Express & Star

Peter Rhodes on funding the NHS, upskirting hysteria and a cure for sweaty armpits - a new car

We live in silly, hysterical times.

Published
The ultimate arm-pit cure

I AM a fan of state medicine. It fixed my hernia, mended my broken leg, safely delivered my daughter and, by regular checks, reduces the chance of me and millions like me suffering the strokes and heart attacks that devastated earlier generations of our families. But the trouble with free health care is that it is insatiable. It always expands to consume every penny we chuck at it.

THE NHS, founded with the simple aim of improving the nation's health, now deals with all sorts of conditions, from tattoo-removal and obesity to alcohol abuse and relationship issues. A report by Citizens Advice in 2015 found that GPs were spending nearly a fifth of their consultation time dealing with non-medical issues.

ON the very day that Theresa May announced more NHS funding, the World Health Organisation added computer-game addiction to its ever-growing list of conditions qualifying for free treatment. And once the computer-addiction clinics are opened, you can bet today's trickle of teenage patients will turn into a flood, especially if the treatment means you can bunk off school. What the NHS needs is not more 21st century syndromes but a hard-nosed reassessment of the treatments it offers, starting with the blunt question: Is this really a health issue?
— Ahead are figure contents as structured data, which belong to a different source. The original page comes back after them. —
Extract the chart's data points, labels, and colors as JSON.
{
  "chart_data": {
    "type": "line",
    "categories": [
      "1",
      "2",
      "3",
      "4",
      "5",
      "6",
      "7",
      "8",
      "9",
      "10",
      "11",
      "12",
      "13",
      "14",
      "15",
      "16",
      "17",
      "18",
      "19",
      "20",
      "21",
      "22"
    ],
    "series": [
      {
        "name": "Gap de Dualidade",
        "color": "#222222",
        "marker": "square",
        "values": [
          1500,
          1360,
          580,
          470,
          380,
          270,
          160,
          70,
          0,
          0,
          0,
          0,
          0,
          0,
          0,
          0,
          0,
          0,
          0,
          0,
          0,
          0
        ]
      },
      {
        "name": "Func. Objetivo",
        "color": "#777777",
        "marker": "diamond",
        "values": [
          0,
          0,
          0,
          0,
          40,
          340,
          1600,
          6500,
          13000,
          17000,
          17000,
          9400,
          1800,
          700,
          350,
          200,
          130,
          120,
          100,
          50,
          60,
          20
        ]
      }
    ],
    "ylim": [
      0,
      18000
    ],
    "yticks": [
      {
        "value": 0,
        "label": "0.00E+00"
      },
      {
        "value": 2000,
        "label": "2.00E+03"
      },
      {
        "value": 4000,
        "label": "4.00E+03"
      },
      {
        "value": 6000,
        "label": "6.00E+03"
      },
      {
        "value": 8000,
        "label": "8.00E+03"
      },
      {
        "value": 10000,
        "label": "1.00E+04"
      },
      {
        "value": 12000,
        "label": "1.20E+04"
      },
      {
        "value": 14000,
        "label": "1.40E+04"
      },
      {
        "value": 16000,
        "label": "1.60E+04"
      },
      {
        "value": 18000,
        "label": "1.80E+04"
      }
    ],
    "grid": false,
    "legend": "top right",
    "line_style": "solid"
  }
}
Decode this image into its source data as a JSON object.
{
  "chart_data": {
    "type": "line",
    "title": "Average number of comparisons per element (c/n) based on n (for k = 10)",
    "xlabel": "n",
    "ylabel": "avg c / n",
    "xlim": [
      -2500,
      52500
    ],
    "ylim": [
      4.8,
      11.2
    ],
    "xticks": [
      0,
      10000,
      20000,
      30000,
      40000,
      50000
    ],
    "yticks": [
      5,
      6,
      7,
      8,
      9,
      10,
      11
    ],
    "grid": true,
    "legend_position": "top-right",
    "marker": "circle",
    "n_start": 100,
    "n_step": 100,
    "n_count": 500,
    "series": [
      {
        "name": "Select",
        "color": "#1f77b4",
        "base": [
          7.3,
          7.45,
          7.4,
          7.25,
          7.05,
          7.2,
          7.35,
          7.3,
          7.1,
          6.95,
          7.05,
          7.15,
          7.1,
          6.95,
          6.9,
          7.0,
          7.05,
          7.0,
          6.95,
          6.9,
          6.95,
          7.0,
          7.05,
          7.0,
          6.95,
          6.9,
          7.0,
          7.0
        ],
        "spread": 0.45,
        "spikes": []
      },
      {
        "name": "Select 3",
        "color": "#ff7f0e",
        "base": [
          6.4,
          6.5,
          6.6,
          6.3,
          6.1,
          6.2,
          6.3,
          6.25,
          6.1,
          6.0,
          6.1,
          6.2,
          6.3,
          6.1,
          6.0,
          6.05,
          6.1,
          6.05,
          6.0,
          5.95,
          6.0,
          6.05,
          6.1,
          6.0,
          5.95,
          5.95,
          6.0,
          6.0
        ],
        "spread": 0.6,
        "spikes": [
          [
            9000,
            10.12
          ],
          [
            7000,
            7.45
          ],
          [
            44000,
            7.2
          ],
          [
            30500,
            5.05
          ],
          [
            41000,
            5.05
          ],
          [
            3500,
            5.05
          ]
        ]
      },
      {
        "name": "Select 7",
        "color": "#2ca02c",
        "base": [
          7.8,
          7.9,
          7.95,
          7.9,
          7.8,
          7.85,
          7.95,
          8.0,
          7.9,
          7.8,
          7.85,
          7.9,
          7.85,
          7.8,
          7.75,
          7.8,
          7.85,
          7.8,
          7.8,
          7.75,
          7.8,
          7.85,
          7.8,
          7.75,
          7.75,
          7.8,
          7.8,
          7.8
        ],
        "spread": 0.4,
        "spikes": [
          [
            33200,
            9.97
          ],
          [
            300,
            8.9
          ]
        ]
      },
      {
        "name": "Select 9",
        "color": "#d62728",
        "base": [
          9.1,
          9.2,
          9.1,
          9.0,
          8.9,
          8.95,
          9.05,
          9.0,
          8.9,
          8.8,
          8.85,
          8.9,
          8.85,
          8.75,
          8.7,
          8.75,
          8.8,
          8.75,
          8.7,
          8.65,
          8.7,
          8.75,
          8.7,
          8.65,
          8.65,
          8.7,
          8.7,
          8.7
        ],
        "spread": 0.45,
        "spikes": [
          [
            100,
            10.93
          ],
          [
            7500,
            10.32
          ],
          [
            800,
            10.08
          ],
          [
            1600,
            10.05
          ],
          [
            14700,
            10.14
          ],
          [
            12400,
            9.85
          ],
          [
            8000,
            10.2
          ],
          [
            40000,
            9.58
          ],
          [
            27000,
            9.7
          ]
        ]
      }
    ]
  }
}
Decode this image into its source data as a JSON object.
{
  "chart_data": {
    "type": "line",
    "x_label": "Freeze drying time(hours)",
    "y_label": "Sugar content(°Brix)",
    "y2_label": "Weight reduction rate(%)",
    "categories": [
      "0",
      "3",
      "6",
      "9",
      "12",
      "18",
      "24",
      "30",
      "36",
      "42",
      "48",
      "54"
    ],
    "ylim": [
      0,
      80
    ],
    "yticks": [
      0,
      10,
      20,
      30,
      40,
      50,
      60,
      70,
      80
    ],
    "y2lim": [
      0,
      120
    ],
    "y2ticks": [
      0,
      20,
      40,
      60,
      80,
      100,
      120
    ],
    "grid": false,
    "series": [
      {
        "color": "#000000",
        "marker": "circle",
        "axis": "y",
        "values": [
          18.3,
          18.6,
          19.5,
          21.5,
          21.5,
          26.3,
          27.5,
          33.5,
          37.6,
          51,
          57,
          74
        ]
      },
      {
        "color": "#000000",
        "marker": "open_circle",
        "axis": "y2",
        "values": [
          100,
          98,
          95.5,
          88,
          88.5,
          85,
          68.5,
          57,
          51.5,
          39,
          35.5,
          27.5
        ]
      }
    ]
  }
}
WHILE most of us treat the NHS responsibly, some do not. In response to the Citizens Advice survey, an anonymous GP wrote of a patient who "attended with sweaty armpits then asked for a letter to say that his mobility car should be upgraded to climate control."

PS: The Guardian reports that in a question-and-answer session at the Labour Live "Jezfest," a former councillor candidate called for "specific mental-health resources for people who have stood in elections and failed to win." Another syndrome is born.

I AM not convinced that upskirting is a great national scourge, nor that a new law is necessary to deal with it. No-one I know has suffered from it and, over the past 40-odd years I can't recall the issue ever being raised by a single reader. But if I am wrong, so be it - on condition that any new law is properly considered. The danger of private member's bills, nodded through the Commons on a quiet afternoon, is that you may end up with a far worse scandal than you set out to cure - in this case people being jailed under laws which have never been discussed by Parliament. Does anybody really want that?

WE live in silly, hysterical times and it was so easy for MPs to display their right-on cred by howling-down the Tory MP and former judge Christopher Chope who halted the upskirt-bill reading by exclaiming "Object!" But Chope, who actually supports the bill, has merely delayed it, not scuppered it. A brief pause for thought will do no harm.

SCOTLAND already has an upskirting law. I can only assume this is because, for obvious reasons, there are twice as many opportunities to commit this offence in Scotland.